Dodała, że została wezwana przed komisję w charakterze świadka tylko dlatego, że jest z opozycji.

Według niej, wtorek w komisji śledczej będzie dniem przełomowym, bo w związku z przesłuchaniami posłów opozycji "zakończy się wielki proces tuszowania sprawy, zamiatania tej afery pod dywan". - Dla wielu osób ujawnienie kulis tej afery, takie odnoszę wrażenie, może okazać się mocno niewygodne - zaznaczyła.

Od czego się wszystko zaczęło

Posłanka PiS przypominała również od czego zaczęła się ta afera i co było powodem powołania komisji. Czytała fragmenty stenogramów z zapisów rozmów telefonicznych m.in. byłego szefa klubu PO Zbigniewa Chlebowskiego i biznesmena branży hazardowej Ryszarda Sobiesiaka.

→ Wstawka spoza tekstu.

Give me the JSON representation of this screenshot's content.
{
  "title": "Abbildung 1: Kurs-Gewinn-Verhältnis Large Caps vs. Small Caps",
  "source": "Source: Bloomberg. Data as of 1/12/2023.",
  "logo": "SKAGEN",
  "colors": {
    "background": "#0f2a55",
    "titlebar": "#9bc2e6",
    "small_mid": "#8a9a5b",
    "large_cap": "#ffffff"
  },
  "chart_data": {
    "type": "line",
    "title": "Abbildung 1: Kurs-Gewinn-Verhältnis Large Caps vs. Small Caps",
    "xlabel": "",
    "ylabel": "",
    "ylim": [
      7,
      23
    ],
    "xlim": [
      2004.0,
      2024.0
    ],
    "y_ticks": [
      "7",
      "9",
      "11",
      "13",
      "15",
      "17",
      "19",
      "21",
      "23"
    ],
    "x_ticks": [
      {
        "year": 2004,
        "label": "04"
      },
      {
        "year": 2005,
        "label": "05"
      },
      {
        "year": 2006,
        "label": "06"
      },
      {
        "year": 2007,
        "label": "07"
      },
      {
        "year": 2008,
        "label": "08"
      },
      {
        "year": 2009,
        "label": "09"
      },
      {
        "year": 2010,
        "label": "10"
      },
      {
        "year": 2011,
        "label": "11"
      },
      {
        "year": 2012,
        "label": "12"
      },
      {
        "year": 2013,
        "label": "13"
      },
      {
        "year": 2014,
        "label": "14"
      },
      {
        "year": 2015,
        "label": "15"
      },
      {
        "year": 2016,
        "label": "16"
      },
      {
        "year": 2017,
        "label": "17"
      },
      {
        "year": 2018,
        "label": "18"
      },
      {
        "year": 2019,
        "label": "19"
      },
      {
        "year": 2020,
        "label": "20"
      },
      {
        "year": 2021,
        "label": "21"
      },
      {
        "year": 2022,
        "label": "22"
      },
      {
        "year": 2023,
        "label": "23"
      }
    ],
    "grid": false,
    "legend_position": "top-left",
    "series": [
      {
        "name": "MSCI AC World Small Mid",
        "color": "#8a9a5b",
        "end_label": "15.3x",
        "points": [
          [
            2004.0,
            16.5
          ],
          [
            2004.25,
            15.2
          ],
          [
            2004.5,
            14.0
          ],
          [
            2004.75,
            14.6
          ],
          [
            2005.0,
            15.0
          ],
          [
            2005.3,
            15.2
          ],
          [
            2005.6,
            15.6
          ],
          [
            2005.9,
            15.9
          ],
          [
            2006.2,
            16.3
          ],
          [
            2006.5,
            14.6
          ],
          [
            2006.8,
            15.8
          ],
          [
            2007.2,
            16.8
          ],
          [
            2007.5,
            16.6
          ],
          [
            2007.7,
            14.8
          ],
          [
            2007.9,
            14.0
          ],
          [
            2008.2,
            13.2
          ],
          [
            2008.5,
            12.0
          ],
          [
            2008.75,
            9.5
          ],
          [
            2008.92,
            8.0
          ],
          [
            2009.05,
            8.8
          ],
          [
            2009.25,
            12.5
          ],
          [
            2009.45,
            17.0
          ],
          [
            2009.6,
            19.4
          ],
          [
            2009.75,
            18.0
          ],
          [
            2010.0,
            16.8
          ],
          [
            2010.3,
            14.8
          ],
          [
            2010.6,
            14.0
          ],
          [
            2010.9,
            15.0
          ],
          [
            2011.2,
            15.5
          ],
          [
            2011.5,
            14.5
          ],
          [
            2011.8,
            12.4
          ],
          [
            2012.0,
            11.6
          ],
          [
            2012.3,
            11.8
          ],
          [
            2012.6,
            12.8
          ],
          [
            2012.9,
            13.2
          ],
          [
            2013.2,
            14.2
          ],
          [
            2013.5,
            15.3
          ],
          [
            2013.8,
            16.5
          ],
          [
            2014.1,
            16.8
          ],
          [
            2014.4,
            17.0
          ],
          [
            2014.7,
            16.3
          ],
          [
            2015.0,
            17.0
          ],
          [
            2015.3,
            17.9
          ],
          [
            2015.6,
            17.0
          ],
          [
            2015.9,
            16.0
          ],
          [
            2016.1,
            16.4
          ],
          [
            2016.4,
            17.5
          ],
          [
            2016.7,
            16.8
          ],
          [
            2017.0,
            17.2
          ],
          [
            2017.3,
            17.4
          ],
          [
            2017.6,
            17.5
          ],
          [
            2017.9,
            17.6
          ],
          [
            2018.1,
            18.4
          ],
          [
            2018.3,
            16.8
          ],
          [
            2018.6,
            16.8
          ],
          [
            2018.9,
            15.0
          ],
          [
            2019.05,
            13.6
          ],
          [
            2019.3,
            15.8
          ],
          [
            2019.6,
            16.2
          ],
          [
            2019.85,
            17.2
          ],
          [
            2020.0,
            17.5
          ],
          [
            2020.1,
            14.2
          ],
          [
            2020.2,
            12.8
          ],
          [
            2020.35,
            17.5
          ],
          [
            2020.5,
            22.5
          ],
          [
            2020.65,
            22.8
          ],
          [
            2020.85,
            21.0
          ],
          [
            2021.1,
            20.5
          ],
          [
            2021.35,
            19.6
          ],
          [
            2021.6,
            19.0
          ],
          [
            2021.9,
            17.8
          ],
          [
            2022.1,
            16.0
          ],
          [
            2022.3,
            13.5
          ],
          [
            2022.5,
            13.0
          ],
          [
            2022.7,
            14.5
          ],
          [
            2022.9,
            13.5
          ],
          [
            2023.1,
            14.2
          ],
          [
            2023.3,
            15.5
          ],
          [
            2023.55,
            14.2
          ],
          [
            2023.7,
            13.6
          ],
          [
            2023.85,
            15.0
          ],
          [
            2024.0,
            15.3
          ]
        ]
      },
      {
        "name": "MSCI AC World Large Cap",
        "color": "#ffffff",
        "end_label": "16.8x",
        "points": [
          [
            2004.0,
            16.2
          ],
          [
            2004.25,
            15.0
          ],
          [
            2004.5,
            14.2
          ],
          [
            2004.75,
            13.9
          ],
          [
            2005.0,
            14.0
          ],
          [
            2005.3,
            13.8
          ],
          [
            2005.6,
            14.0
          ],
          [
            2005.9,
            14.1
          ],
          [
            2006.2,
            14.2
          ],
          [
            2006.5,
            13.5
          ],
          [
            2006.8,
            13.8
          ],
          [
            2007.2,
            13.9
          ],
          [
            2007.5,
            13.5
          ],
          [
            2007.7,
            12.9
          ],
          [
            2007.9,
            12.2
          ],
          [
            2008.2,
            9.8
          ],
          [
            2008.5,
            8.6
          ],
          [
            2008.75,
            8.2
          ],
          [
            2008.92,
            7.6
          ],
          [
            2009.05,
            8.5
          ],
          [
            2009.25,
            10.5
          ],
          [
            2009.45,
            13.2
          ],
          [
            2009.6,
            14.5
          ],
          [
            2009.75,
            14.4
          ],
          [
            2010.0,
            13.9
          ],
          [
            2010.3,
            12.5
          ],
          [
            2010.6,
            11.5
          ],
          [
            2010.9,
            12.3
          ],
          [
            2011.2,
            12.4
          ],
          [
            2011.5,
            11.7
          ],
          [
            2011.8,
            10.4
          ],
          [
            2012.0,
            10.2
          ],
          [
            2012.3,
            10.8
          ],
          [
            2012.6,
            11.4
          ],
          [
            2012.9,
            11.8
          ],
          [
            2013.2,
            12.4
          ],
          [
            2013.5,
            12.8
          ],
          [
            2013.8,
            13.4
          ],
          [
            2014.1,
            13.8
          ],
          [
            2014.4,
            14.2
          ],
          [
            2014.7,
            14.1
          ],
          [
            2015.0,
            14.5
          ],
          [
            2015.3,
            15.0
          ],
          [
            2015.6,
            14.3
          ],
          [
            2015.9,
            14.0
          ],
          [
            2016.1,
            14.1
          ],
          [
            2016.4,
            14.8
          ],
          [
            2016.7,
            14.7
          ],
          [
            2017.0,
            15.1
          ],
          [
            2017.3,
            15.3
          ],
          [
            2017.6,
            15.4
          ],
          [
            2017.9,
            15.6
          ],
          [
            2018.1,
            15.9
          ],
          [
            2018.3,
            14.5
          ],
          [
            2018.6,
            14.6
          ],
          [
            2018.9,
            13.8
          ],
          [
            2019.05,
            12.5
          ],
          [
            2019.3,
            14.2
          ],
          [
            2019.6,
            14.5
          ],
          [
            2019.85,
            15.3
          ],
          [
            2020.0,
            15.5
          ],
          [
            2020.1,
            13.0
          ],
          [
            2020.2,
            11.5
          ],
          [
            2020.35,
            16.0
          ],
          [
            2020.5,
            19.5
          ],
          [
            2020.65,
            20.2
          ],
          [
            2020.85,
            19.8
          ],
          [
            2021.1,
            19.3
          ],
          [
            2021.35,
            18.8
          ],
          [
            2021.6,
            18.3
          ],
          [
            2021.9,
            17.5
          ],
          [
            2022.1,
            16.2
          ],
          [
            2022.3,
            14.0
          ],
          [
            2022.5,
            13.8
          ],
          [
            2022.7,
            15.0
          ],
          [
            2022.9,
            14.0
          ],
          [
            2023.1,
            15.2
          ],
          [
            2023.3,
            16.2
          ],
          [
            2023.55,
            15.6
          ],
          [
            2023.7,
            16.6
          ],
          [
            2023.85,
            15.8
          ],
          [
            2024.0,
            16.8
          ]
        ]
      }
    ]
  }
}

Kempa przytaczała fragmenty publikacji w "Rzeczpospolitej", w której opisano rozmowy i spotkanie Chlebowskiego i Sobiesiaka. Czytała fragmenty ich rozmów telefonicznych wskazujące na to, że starają się zablokować niektóre niekorzystne dla branży hazardowej przepisy. Przypominała, że Chlebowski spotykał się w związku z tą sprawą z Sobiesiakiem na cmentarzu. - Tak rozpoczęła się afera hazardowa - powiedziała posłanka PiS.

Przytoczyła również publikację dziennika "Polska. The Times", w której znalazły się fragmenty rozmowy ówczesnego szefa MSWiA Grzegorza Schetyny z Sobiesiakiem.

Kempa przypomniała też swój wniosek - który złożyła jeszcze gdy zasiadała w komisji śledczej - o zabezpieczenie bilingów telefonicznych m.in. Schetyny, Sobiesiaka i Chlebowskiego.

Oświadczyła, że uważa, iż komisja śledcza powinna również wystąpić o zabezpieczenie i przekazanie dodatkowo bilingów rozmów telefonicznych (w okresie od 17 października 2007 do 9 października 2009) wiceministra finansów Jacka Kapicy - który w MF odpowiada za kwestie związane z branżą hazardową - a także byłego wiceministra gospodarki Adama Szejnfelda.

Kempa podkreśliła, że nie będąc członkiem komisji nie może tych wniosków - ws. billingów Kapicy i Szejnfelda - złożyć formalnie. Dodała jednak, że przekaże je komisji i wyraziła nadzieję, że któryś z posłów zasiadających w niej, przejmie je i formalnie złoży.

"To będą standardowe przesłuchania"

Po południu w trybie tajnym dokończone ma zostać przesłuchanie Zbigniewa Wassermanna (PiS), który na posiedzeniu otwartym zeznawał 28 grudnia.

Szef komisji Mirosław Sekuła (PO) uzasadniał, że przesłuchanie Wassermanna w trybie niejawnym ma wyjaśnić wątpliwości, które powstały w trakcie jego poprzedniego spotkania z komisją.

Z kolei przesłuchanie Kempy - jak powiedział Sławomir Neumann (PO) - ma potwierdzić jedynie to, co wiadomo z dokumentów: że jako wiceminister sprawiedliwości pisała opinię do projektu ustawy hazardowej i tym samym brała udział w pracach nad nią. - To będzie standardowe przesłuchanie, to nie jest świadek, który ma przynieść przełom w pracach komisji. Podchodzę do tego z dużym spokojem - zaznaczył Neumann.

Wassermann jest wezwany przed komisję w związku z tym, że w 2007 r. jako koordynator ds. służb specjalnych zgłosił uwagi do projektu zmian w ustawie o grach losowych i zakładach wzajemnych.

Oboje - Wassermann i Kempa - zostali wyłączeni ze składu hazardowej komisji śledczej na wniosek PO. Posłowie Platformy argumentowali, że oboje uczestniczył w procesie legislacyjnym, który bada komisja śledcza i dlatego muszą stawić się przed nią jako świadkowie.